Un problema vecchio di decenni, che è necessario risolvere

Quello dell’allagamento di Boscochiaro, in particolare delle zone delle vie Due Giugno e Paneghetti, è un problema mai risolto che risale a tanti decenni or sono, quando io ero ancora consigliere comunale, e le acque delle abitazioni si riversavano in un fossato, poi ricoperto con una insufficiente rete di scarico. Molte delle attuali abitazione risalgono agli anni in cui tanti muratori si costruivano, nelle loro ore libere dal lavoro, la loro casetta familiare, senza tanto rispetto per le norme edilizie del tempo (un aspetto tollerato dal comune per le necessità del tempo). L’attuale rete di scarico e fognaria risale a qualche provvedimento preso di seguito dalle amministrazioni comunali che si sono succedute nel corso di diversi decenni, per venire incontro alle richieste e alle proteste degli abitanti del luogo, anche per motivi politici.

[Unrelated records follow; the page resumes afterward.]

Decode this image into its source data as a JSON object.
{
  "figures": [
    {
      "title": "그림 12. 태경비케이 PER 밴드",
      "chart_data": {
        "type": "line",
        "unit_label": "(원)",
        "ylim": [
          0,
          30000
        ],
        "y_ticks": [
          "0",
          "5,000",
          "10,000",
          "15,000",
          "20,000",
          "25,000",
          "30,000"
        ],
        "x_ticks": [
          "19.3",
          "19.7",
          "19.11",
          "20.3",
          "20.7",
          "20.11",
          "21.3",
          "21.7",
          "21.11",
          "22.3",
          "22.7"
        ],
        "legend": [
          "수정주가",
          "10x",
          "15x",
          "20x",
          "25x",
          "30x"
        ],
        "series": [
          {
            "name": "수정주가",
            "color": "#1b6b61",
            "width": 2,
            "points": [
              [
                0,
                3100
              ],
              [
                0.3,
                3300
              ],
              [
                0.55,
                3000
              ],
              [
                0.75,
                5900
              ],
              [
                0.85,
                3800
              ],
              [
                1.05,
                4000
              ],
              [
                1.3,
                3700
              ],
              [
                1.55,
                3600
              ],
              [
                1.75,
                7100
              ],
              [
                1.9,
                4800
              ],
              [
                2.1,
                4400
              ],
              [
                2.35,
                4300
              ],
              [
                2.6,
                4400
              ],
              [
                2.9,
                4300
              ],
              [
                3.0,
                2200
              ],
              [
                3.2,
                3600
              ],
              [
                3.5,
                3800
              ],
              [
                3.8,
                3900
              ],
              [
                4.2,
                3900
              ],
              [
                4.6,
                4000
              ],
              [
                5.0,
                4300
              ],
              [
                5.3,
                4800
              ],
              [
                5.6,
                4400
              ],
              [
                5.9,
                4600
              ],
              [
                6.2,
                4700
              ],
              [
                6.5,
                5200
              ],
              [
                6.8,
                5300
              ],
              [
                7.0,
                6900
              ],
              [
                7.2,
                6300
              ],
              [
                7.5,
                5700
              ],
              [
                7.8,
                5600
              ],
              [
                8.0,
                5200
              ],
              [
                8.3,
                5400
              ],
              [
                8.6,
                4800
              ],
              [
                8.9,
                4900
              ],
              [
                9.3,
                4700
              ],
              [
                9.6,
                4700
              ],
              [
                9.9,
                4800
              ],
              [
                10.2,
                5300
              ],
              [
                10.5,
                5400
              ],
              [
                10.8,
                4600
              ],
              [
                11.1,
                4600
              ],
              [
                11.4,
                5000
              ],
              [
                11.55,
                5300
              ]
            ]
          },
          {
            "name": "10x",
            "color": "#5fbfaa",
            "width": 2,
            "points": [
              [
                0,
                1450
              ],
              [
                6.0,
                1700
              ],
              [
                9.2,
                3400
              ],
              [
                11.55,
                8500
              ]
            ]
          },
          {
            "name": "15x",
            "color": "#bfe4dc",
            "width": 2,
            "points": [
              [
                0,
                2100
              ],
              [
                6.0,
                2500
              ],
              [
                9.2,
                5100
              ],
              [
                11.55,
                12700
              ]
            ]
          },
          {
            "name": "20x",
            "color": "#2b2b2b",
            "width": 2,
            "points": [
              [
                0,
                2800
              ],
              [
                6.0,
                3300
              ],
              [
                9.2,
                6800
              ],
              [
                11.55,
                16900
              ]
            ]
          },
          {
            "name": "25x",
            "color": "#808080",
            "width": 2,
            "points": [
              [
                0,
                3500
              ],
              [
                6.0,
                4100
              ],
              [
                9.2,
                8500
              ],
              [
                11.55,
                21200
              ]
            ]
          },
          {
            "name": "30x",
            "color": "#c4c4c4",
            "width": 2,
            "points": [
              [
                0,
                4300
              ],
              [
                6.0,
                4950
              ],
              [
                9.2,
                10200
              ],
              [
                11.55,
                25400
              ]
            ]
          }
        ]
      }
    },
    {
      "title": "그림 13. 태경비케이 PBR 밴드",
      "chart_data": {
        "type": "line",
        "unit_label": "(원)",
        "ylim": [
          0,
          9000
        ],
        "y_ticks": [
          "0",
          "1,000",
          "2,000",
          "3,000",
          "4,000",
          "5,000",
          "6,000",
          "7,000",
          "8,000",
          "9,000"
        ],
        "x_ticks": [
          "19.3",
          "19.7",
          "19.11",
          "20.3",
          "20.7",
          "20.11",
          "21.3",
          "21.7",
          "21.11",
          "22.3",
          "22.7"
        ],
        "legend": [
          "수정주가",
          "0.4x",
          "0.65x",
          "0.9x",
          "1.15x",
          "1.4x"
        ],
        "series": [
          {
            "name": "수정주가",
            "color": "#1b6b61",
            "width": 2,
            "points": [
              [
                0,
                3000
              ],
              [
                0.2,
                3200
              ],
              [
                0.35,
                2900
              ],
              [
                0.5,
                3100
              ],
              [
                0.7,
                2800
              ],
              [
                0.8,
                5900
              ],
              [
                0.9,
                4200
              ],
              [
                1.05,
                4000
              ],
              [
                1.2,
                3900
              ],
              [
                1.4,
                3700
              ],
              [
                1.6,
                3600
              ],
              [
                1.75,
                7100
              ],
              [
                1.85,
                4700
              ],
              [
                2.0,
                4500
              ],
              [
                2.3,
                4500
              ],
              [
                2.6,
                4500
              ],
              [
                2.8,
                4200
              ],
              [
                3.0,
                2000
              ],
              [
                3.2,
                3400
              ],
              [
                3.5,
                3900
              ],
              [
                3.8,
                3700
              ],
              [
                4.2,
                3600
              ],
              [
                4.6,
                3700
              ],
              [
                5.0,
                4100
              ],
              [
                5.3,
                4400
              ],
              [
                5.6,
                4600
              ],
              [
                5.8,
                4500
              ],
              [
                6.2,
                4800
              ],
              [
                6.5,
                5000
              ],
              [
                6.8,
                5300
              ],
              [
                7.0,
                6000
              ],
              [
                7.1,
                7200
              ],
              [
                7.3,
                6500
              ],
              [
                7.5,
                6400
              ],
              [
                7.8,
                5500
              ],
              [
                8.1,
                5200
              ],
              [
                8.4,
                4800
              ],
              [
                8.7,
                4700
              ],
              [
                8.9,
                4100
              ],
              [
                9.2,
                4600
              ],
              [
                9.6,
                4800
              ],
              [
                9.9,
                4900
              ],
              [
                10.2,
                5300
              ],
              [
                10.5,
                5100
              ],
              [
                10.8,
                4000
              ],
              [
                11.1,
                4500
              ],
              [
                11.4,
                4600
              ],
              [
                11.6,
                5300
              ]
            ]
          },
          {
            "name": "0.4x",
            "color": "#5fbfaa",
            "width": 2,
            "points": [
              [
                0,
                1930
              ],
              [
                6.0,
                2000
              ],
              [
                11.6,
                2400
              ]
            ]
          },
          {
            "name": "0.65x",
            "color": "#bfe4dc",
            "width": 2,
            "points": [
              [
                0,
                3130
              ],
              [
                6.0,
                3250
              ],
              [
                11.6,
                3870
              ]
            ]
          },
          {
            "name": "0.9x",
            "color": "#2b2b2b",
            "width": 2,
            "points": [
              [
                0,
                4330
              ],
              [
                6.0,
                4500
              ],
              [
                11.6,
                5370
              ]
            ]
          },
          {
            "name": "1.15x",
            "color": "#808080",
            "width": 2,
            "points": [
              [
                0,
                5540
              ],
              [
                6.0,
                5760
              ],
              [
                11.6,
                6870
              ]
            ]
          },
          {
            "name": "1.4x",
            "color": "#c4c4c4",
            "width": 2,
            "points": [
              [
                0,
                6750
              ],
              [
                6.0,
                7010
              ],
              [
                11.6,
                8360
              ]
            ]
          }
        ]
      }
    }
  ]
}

Ma si è trattato sempre di provvedimenti insufficienti non corrispondenti alla popolosa frazione. Un borgo oggi il più popoloso di Cavarzere (un tempo a maggioranza socialista) e che per questo motivo ha potuto conservare ancora buona parte dei servizi pubblici, che altre frazioni comunali hanno perduto, compresa la scuola (che ospita alunni di altre località viciniori). Il problema dei ricorrenti allagamenti, come ha fatto presente anche il consigliere comunale del luogo, Emanuele Pasquali, riguarda quindi l’insufficiente portata degli scarichi attuali, forse pure intasati durante tanti anni di mancata pulizia: problema che il comune è chiamato però urgentemente a risolvere per evitare altri disagi e danni alla popolazione. Provvedimento da prendere prima di asfaltare altre strade che poi dovranno successivamente venire tagliate e poi rattoppate, con un inutile spreco di denaro evidente. Un incarico questo che può essere dato anche ad Acquevenete (società che gestisce l’acquedotto), già incaricata della pulizia di tutti gli scarichi della rete pubblica cittadina, intasati ormai da anni. E questo per evitare altri danni, non solo a famiglie che hanno anche altri problemi da risolvere, come quello del lavoro, ma pure alle attività economiche locali, già danneggiate dall’epidemia ancora in corso. Motivo per il quale il comune è chiamato anche a farsi carico, oltre che dei danni subiti dalle famiglie per il recente allagamento, di eventuali soccorsi economici che si rendessero necessari. Problema urgente, sottolineo, che riguarda anche la preservazione della salute degli abitanti, come ha sottolineato Pasquali con una interrogazione al sindaco Henri Tommasi, e sul quale non si può ulteriormente soprassedere in attesa di qualche altro acquazzone, sempre prevedibile in questa stagione.